第一報 (中島他, 1999) においてダイコンにプレウェッティング処理したのちに真空冷却することで冷却効果が得られることを示した。プレウェッティング処理して真空冷却するとき, ダイコンのように冷却むらが表面と内部で大きな品目は, その冷却状況を評価するために, その内部の温度分布を把握する必要がある。しかし, 簡易にダイコン内部の温度分布を測定することは困難である。そこで, 真空冷却中のダイコン内部の温度変化を把握する方法について検討した。ダイコン表面の品温変化は熱電対温度計で比較的容易に測定できる。このダイコン表面の温度変化を境界条件にして熱伝導方程式を利用することにより, ダイコン内部の品温変化, とくに最も冷え難い部位 (最大径部の中心) の品温変化を簡易且つ精度良く把握できることが判った。
一方表面が冷却されている割に内部の温度が高いダイコンなどでは, 真空冷却の後に低温状態下で温度を均一にすることによって真空冷却の効果が高まる。従って, このように真空冷却直後に低温状態下におく保冷操作を組み合わせて, その冷却効果を検討した。また保冷操作を組み合わせたときの保冷庫内で最終的に均一になる品温についても検討した。

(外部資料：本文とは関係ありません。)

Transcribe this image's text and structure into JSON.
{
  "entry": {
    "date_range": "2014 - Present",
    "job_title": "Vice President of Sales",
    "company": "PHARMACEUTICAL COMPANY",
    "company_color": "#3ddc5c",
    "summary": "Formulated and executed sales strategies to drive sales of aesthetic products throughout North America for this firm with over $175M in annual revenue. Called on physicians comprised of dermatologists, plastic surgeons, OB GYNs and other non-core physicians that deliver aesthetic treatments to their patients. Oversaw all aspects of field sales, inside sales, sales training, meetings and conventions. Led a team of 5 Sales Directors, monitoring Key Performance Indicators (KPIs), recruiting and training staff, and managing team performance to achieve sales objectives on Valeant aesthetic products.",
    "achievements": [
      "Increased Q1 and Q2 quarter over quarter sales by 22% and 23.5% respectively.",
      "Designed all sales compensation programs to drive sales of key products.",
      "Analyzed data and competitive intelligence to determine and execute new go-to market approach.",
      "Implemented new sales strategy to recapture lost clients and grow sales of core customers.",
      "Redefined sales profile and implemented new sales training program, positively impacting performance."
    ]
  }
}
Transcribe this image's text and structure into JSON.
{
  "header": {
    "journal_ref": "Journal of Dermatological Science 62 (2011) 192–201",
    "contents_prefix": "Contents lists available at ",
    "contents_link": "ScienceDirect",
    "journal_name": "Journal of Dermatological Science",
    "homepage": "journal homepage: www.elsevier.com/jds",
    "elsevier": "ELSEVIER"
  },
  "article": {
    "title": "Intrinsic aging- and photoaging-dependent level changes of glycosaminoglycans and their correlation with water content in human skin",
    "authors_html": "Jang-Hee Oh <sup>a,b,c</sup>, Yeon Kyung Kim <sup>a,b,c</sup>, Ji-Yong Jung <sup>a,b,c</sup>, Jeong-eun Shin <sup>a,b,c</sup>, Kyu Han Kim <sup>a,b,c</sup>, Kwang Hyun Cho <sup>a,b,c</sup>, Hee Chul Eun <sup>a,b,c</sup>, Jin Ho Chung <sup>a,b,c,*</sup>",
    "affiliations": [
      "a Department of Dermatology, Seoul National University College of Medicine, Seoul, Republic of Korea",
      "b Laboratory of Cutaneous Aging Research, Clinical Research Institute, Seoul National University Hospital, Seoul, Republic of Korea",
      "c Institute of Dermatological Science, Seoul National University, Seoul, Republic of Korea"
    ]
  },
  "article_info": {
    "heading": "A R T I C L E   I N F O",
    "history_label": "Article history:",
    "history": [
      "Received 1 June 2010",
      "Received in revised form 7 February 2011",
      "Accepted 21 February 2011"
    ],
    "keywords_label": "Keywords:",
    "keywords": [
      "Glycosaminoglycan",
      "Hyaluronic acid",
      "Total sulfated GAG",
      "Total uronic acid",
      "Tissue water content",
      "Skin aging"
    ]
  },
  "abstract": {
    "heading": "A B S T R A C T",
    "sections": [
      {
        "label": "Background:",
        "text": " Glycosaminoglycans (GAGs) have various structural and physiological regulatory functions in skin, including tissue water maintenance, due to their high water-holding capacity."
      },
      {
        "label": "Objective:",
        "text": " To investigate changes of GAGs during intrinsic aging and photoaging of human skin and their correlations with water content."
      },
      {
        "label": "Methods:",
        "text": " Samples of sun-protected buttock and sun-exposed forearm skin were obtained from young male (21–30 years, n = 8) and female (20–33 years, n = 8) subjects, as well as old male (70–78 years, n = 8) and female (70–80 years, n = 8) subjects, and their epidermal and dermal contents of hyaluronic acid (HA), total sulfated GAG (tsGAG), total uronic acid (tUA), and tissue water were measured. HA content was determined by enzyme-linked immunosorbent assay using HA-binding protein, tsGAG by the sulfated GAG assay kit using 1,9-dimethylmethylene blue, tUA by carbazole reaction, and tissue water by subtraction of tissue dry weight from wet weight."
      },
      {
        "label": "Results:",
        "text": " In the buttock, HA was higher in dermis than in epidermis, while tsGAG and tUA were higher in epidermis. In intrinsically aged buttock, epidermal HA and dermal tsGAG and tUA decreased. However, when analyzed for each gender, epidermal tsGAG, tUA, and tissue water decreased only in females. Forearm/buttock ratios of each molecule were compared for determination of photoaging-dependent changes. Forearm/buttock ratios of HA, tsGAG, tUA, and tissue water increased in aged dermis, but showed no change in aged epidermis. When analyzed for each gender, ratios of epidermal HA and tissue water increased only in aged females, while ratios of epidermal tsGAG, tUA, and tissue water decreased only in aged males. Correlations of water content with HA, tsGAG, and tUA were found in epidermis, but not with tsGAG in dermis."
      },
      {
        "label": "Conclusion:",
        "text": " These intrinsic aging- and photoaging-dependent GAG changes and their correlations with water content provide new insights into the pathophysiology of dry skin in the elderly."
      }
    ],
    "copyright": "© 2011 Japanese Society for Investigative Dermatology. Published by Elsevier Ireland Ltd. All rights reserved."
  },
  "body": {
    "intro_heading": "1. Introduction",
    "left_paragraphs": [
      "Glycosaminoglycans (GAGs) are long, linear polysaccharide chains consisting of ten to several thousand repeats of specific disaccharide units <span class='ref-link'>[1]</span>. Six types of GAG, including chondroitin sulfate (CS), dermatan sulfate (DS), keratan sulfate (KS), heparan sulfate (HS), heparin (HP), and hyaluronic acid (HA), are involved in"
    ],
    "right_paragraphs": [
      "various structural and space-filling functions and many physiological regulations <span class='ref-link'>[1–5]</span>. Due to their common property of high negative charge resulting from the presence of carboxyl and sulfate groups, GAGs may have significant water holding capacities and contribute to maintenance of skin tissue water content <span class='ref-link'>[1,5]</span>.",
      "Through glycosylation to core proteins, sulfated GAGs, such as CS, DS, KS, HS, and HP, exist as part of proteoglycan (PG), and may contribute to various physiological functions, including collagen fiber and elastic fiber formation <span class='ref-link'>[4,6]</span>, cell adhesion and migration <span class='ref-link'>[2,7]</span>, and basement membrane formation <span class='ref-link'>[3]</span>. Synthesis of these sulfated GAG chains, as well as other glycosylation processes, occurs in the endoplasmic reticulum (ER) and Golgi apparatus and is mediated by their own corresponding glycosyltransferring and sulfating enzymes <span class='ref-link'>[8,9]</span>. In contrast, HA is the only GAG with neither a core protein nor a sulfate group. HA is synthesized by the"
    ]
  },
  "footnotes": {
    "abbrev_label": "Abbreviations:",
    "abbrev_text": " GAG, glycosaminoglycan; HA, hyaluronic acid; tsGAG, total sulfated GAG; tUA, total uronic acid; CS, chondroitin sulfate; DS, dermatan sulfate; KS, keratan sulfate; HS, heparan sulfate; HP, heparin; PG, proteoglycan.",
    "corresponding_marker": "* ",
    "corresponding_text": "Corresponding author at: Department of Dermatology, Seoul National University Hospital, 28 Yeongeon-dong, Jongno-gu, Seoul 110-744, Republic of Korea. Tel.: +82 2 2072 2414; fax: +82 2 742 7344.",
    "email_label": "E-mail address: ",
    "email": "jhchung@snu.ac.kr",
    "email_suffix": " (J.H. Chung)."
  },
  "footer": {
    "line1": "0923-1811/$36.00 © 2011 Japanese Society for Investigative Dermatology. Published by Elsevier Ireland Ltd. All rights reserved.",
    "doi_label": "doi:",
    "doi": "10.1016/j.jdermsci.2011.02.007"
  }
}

これらの結果, 真空冷却に保冷操作 (5℃) を組み合わせた冷却法は有効であることが実証された。また品温の測定が容易なダイコンの表面品温変化のみから真空冷却中におけるダイコンの内部温度の推定に加えて, 最終的に保冷庫内で均一になる品温の推定が可能となり, 真空冷却から保冷終了までのダイコンの冷却状況を十分に把握できることが確認された。